Will BRINSUPRI's gross-to-net adjustment remain below 35% through FY2026?
Current Prediction
Prediction Distribution
Individual Predictions(9 runs)
Management guided GTN at mid-20s to low 30s. First-in-class monopoly drugs in rare disease typically maintain lower GTN than mass-market drugs for 2-3 years post-launch. BRINSUPRI has no approved alternative, giving Insmed strong payer negotiating leverage. The 35% threshold is at the upper end of guidance — management would need to be significantly wrong about payer dynamics for GTN to exceed this level. Historical rare disease GTN trajectories support staying below 35% in the first full year.
The primary risk to GTN exceeding 35% would be a shift in payer mix toward Medicaid/340B patients as coverage expands to lower-income populations. As more patients gain access, the proportion covered by government programs may increase, mechanically raising GTN. However, bronchiectasis patient demographics skew older (Medicare) rather than lower-income (Medicaid), limiting this risk. The 35% threshold provides meaningful buffer above the guided range.

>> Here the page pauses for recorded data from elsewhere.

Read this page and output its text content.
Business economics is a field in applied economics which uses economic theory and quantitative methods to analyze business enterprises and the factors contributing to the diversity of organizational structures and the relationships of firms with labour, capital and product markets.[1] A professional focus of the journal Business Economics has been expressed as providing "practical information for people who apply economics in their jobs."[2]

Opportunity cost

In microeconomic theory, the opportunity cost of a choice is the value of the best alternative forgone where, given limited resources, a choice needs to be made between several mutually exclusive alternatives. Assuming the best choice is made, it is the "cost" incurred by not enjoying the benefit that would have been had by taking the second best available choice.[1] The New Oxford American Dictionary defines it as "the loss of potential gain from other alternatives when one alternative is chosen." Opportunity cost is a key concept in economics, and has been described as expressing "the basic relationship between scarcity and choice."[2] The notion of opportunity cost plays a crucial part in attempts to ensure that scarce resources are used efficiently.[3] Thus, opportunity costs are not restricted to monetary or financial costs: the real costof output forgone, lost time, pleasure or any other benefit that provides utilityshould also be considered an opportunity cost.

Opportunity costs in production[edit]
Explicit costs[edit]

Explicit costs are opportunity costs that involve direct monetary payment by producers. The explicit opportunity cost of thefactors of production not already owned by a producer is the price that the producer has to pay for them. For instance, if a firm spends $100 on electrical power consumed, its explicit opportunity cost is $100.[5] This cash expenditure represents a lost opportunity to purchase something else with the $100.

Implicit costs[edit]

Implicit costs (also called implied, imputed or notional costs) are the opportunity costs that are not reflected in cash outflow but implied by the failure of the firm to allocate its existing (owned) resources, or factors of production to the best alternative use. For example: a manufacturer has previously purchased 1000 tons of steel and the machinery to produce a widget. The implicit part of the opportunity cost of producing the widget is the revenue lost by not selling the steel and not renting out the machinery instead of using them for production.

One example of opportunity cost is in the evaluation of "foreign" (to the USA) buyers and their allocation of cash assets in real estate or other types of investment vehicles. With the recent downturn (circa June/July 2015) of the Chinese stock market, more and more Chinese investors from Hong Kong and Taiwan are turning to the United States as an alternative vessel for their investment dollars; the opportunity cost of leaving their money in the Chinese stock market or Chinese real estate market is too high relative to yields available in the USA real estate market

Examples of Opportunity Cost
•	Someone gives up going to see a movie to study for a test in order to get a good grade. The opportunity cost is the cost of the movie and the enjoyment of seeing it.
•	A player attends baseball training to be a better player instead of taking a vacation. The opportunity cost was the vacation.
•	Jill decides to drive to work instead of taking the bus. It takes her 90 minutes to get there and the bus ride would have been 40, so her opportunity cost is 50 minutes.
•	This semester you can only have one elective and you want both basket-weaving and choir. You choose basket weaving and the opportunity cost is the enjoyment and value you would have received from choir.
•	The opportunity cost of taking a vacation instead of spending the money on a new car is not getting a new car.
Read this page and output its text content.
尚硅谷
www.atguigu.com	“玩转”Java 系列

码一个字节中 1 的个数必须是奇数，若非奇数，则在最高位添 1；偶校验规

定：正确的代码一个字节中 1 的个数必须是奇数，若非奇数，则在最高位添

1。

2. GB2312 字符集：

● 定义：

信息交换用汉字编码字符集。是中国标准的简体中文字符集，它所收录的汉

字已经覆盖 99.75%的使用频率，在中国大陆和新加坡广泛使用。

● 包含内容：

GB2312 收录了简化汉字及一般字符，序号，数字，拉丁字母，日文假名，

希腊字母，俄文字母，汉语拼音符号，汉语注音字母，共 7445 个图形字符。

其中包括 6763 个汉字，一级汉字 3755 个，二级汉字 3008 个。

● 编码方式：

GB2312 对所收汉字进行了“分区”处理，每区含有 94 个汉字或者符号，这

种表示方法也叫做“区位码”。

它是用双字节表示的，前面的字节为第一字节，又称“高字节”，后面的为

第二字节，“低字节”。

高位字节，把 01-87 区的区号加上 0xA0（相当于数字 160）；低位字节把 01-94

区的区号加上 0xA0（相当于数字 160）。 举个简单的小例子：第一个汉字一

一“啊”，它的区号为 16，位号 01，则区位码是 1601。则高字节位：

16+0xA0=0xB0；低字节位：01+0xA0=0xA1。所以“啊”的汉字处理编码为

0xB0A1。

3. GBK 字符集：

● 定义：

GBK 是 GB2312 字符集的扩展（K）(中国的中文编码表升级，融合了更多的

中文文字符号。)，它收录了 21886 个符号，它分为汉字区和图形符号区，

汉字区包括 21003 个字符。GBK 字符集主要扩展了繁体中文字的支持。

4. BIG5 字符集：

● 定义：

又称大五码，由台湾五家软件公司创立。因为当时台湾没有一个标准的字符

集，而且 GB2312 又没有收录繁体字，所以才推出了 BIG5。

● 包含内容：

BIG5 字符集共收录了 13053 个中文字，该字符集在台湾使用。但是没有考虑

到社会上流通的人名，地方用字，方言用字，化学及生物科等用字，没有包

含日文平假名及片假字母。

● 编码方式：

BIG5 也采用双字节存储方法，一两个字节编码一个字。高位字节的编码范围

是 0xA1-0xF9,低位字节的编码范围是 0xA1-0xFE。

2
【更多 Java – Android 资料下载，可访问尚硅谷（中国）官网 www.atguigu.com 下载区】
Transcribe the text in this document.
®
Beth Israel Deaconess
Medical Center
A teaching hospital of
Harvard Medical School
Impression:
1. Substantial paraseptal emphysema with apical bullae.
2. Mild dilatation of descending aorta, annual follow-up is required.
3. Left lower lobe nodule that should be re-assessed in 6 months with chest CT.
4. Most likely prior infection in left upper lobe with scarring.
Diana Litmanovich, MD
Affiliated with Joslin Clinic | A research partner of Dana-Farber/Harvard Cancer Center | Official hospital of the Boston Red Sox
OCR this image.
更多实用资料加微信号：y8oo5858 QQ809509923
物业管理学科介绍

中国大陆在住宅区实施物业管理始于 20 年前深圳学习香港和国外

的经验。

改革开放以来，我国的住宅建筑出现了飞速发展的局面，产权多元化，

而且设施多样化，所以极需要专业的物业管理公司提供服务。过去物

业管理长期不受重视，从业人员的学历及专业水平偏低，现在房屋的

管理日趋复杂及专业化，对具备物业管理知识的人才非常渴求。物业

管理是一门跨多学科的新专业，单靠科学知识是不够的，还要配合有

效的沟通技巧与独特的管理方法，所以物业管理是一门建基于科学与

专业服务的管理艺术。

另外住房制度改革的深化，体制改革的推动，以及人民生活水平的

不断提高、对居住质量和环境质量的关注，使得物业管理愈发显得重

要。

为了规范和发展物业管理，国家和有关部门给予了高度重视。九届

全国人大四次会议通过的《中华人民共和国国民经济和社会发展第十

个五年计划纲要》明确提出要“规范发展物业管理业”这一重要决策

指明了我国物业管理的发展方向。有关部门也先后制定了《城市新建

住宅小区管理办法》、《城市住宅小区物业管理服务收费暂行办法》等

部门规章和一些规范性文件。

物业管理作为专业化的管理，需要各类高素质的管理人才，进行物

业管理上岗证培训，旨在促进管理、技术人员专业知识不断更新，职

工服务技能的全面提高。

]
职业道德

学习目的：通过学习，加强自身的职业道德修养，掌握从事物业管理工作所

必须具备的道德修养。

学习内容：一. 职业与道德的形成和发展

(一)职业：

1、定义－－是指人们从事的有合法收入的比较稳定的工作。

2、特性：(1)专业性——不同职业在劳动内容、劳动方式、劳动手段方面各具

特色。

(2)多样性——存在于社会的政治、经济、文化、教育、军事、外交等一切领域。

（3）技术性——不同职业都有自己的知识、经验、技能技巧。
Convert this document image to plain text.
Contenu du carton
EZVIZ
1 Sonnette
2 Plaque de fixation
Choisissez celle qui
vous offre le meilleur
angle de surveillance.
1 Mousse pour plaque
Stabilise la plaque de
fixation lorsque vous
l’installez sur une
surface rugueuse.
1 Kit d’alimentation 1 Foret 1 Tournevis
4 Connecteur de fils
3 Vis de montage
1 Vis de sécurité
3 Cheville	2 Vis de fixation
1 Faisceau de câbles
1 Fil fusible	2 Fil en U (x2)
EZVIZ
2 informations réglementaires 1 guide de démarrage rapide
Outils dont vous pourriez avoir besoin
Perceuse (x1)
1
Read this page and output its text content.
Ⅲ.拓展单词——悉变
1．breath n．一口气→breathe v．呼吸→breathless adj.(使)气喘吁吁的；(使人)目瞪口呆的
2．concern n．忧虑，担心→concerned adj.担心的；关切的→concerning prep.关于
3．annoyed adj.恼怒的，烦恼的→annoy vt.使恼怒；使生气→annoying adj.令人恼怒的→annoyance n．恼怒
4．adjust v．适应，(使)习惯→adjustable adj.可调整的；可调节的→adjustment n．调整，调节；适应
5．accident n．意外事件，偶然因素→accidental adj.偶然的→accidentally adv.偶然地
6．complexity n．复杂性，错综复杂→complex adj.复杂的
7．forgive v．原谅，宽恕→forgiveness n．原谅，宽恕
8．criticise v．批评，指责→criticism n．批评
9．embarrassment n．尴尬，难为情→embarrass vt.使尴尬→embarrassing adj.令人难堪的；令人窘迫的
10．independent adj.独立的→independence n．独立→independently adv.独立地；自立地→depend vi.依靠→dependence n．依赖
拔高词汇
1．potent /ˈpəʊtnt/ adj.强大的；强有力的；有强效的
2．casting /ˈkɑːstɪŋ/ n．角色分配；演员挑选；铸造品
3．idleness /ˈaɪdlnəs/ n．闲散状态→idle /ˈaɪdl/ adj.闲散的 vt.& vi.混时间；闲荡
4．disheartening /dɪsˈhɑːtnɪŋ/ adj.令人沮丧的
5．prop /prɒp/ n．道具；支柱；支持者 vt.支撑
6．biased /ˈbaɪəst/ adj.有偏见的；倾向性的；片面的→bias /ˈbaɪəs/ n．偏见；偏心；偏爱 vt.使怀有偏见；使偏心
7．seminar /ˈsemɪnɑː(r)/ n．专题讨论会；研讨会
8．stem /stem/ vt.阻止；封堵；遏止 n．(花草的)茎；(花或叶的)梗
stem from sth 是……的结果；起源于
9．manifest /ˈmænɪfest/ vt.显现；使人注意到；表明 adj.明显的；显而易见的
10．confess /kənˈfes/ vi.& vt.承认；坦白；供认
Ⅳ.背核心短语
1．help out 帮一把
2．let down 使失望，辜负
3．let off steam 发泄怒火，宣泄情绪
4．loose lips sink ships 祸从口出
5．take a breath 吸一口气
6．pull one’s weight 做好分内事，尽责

Insmed has existing GTN experience with ARIKAYCE, providing internal benchmarking. The ARIKAYCE GTN trajectory informs BRINSUPRI contracting strategy. Management's guidance of mid-20s to low 30s likely reflects actual contracted rates with major PBMs. Exceeding 35% would require unanticipated payer actions (prior auth denials forcing co-pay assistance, mandatory rebate increases) that are unlikely in the first full year of a rare disease monopoly drug.
Specialty pharma GTN has trended upward 1-2pp annually industry-wide, but BRINSUPRI's monopoly status provides insulation. The 35% threshold is generous relative to the guided range. The most likely GTN outcome for FY2026 is 28-32%, well below the 35% resolution threshold. Probability of staying below 35% is meaningfully above coin-flip.
The question is essentially asking whether management's GTN guidance is directionally correct. Management has strong visibility into contracted rates and there's no structural reason to expect a >5pp miss to the upside. First-in-class rare disease drugs in their first full year almost never exceed 35% GTN.
A modest discount from the strong base case to account for tail risks: unexpected state-level pricing regulation, a surprise Medicaid coverage mandate that increases rebate exposure, or aggressive pharmacy benefit manager renegotiations. These are low-probability events but would directly impact GTN. The 62% probability reflects 70%+ base case minus tail risk discount.
Monopoly pricing power plus management guidance well below 35% makes this a clearly favorable probability. Rare disease GTN patterns support staying below threshold. 70% probability.
First-in-class status and management guidance of mid-20s to low 30s provide strong buffer below 35%. The full-year time horizon and payer mix evolution create some risk. Probability above 60%.
The combination of monopoly status, management guidance, and rare disease GTN patterns creates a clear favorable probability. Only significant regulatory or payer disruption would breach 35%. Probability in mid-to-high 60s.
Resolution Criteria
Resolves YES if BRINSUPRI's full-year FY2026 gross-to-net adjustment (as calculable from gross and net revenue disclosures) remains at or below 35%. Resolves NO if it exceeds 35%.
Resolution Source
Insmed FY2026 10-K or Q4 earnings release
Source Trigger
Gross-to-net trajectory — Guidance is mid-20s to low 30s. If payer pushback drives GTN above 35%, unit economics deteriorate.